Simple workloads are bottlenecked by memory bandwidth (e.g. BLAS levels 1 and 2). Complex workloads are bottlenecked by compute (e.g. BLAS level 3). A compiler for example is compute bound, not memory bound.
> You're contradicting your own claims by saying that cache is there to hide (cut) the latency but then you continue to say that this is irrelevant. Not sure what else to say here.
There is no contradiction. The cache is there to hide latency. The TACC explanation of how queuing theory applies to CPUs makes it very obvious that memory bandwidth is inversely proportional to memory access times, which is why the cache has more memory bandwidth than system RAM. It is a side effect of the actual purpose, which is to reduce memory latency. That is an attempt to reduce the von Neumann bottleneck.
To give a concrete example, consider linked lists. Traversing a linked list requires walking random memory locations. You have a pointer to the first item on the list. You cannot go to the second item without reading the first. This is really slow. If the list is frequently accessed to be in cache, then the cache will hide the access times and make this faster.
> 99% of the datacenter machines are not attached to the GPU. Does that mean that 99% of datacenter workloads are not "truly exceptional" for whatever the definition of that formulation and they are therefore mostly CPU bound?
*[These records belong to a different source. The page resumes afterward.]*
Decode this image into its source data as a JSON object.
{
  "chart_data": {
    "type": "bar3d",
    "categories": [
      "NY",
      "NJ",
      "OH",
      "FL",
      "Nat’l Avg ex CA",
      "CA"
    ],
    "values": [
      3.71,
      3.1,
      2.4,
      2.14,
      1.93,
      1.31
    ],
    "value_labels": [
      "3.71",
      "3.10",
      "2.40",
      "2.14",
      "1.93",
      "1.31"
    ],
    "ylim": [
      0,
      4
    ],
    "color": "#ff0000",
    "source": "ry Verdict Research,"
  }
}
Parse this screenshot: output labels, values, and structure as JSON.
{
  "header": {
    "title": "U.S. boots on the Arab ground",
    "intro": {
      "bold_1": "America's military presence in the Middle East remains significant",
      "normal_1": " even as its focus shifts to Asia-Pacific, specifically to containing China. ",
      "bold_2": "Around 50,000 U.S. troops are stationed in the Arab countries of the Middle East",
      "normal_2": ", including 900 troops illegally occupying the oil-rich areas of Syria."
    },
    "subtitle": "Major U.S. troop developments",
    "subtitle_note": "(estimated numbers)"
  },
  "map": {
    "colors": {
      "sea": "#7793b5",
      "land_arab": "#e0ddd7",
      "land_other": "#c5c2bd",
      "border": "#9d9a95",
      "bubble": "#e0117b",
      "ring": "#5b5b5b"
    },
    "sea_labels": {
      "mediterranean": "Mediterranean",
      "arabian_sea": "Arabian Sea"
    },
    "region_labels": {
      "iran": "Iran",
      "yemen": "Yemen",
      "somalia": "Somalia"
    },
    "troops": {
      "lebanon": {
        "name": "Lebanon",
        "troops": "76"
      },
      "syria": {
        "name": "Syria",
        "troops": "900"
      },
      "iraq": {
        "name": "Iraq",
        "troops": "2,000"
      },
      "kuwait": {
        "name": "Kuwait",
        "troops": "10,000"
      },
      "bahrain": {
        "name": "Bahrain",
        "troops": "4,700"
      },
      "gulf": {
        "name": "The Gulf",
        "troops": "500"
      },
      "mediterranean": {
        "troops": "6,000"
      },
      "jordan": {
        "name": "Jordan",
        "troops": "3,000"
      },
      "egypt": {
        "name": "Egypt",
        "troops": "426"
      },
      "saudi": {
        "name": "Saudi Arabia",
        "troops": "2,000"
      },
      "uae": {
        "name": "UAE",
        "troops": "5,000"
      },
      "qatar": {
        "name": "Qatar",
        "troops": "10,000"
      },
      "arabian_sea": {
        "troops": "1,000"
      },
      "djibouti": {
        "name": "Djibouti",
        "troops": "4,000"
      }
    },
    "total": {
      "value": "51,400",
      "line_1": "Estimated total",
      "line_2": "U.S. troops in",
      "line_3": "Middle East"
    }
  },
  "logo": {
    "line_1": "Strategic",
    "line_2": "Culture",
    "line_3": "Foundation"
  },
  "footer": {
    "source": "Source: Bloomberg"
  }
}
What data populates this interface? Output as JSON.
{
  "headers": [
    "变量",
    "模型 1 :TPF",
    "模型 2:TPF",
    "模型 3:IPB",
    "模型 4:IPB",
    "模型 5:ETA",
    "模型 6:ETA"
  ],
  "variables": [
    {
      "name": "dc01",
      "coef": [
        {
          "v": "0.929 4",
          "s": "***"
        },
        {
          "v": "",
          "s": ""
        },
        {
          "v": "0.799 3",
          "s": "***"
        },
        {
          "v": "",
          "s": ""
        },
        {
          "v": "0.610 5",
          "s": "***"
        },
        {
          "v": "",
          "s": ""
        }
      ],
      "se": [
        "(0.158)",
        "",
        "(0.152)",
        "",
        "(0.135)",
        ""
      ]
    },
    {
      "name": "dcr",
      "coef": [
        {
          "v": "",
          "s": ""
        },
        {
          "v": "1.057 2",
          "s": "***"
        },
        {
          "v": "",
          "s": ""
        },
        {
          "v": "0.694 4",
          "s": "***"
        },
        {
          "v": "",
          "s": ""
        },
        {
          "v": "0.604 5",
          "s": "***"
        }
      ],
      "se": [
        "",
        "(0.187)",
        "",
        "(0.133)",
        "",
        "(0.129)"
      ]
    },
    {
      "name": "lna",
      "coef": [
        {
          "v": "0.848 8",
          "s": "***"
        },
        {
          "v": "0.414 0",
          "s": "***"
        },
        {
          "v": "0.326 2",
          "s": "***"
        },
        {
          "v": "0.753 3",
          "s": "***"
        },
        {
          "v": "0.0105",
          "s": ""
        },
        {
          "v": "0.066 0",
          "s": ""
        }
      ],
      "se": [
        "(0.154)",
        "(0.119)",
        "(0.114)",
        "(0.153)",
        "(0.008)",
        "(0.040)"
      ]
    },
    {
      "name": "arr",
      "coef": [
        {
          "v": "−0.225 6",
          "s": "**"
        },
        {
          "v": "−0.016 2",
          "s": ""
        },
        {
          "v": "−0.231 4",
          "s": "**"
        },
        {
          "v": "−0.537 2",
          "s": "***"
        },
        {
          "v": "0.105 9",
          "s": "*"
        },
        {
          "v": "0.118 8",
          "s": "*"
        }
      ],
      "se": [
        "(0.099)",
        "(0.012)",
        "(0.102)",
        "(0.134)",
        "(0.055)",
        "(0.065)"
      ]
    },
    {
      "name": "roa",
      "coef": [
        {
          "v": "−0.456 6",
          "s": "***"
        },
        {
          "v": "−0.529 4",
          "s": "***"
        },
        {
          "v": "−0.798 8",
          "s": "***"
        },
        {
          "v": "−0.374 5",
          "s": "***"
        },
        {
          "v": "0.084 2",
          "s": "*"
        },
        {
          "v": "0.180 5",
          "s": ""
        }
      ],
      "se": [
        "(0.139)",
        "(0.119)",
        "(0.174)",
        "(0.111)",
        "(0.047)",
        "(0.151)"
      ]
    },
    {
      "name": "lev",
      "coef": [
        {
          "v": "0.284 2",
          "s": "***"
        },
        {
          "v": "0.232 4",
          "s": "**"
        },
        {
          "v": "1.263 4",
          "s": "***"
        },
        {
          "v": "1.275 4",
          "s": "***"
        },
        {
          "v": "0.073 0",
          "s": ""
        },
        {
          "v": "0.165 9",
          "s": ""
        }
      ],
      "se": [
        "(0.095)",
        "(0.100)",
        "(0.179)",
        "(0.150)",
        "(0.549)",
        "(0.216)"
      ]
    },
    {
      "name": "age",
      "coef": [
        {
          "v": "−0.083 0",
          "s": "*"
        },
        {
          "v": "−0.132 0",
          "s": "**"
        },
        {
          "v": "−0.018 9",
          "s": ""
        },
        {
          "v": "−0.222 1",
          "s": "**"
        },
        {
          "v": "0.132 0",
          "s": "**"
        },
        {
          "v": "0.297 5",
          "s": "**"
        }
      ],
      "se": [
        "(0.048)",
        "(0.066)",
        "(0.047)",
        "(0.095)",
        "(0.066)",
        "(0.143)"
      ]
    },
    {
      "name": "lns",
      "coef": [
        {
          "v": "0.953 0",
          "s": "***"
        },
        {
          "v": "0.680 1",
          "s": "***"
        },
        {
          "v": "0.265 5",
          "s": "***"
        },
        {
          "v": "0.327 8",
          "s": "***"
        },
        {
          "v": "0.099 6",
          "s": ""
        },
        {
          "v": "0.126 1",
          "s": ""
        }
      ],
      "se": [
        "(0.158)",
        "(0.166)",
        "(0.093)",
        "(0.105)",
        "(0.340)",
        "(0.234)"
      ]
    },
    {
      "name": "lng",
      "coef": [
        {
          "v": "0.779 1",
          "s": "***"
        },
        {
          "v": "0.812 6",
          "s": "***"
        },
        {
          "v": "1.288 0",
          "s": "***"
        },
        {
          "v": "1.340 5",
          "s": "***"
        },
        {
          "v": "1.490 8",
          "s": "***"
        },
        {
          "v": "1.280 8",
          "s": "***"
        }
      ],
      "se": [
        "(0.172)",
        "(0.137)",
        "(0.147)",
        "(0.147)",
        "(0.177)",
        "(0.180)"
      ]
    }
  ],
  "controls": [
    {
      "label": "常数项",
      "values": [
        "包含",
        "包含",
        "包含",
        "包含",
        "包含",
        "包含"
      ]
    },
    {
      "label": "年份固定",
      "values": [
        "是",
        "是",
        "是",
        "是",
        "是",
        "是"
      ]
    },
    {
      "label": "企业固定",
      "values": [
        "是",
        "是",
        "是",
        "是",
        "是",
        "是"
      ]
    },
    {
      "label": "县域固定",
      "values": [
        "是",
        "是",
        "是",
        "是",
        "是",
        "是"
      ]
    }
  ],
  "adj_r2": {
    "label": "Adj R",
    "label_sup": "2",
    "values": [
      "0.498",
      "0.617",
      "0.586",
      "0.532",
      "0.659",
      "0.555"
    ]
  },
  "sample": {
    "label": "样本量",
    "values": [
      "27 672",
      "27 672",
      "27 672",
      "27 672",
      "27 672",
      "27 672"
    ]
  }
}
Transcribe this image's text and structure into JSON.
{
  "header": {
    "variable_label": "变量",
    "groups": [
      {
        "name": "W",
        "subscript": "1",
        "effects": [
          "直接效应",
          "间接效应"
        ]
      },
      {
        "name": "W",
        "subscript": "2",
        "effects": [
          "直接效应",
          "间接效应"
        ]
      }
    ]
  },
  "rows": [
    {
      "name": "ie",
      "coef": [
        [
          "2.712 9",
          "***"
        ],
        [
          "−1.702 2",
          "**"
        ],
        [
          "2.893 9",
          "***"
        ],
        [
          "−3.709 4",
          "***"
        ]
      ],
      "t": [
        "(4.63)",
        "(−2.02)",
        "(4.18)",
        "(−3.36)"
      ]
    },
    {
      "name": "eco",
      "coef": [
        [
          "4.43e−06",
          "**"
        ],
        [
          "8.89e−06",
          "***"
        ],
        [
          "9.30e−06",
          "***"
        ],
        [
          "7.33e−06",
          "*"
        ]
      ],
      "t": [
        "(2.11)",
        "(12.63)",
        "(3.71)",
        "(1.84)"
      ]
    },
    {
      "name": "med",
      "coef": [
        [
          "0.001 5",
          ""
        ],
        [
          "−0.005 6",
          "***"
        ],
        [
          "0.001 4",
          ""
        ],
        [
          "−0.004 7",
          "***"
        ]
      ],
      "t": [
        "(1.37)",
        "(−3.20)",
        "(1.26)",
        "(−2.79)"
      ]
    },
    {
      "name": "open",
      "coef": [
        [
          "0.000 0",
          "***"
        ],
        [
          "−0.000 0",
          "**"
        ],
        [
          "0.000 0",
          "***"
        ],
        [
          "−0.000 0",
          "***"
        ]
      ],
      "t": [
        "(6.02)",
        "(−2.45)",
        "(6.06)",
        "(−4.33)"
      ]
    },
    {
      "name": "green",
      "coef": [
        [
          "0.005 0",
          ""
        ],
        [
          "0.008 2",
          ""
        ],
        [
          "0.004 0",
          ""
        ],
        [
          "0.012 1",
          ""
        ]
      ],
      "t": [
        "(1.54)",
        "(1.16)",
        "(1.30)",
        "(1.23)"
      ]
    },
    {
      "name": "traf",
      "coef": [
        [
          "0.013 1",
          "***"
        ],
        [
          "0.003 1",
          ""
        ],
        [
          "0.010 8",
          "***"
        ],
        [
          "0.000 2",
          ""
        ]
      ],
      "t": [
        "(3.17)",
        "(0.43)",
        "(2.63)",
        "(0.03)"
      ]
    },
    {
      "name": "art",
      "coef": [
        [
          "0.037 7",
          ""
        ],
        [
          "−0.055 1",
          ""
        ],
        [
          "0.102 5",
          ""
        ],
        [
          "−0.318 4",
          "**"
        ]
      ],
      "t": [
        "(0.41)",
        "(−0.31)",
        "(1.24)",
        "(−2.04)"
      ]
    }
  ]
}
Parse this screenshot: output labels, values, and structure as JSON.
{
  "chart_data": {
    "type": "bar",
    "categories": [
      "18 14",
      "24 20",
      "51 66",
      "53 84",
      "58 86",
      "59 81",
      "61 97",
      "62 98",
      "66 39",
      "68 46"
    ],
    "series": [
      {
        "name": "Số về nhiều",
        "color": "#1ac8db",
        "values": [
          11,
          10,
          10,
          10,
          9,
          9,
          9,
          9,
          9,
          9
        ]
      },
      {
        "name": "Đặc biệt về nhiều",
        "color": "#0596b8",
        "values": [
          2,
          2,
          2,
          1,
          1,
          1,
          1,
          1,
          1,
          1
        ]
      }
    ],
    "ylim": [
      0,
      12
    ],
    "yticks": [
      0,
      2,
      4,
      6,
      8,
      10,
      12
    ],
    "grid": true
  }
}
99% is a number you fabricated. Asking if something is CPU bound only makes sense when you have a GPU or some other accelerator attached to the CPU that needs to wait on commands from the CPU. When there is no such thing, asking if it is CPU bound is nonsensical. People instead discuss being compute bound, memory bandwidth bound or IO bound. Technically, there are three ways to be IO bound, which are memory, storage and network. Since I was already discussing memory bandwidth bound work loads, my inclusion of IO bound as a category refers to the other two subcategories.
By the way, while memory bandwidth bound workloads are better run on GPUs than CPUs, that does not mean all workloads on GPUs are memory bandwidth bound. Compute bound workloads with minimal branching are better done on GPUs than CPUs too.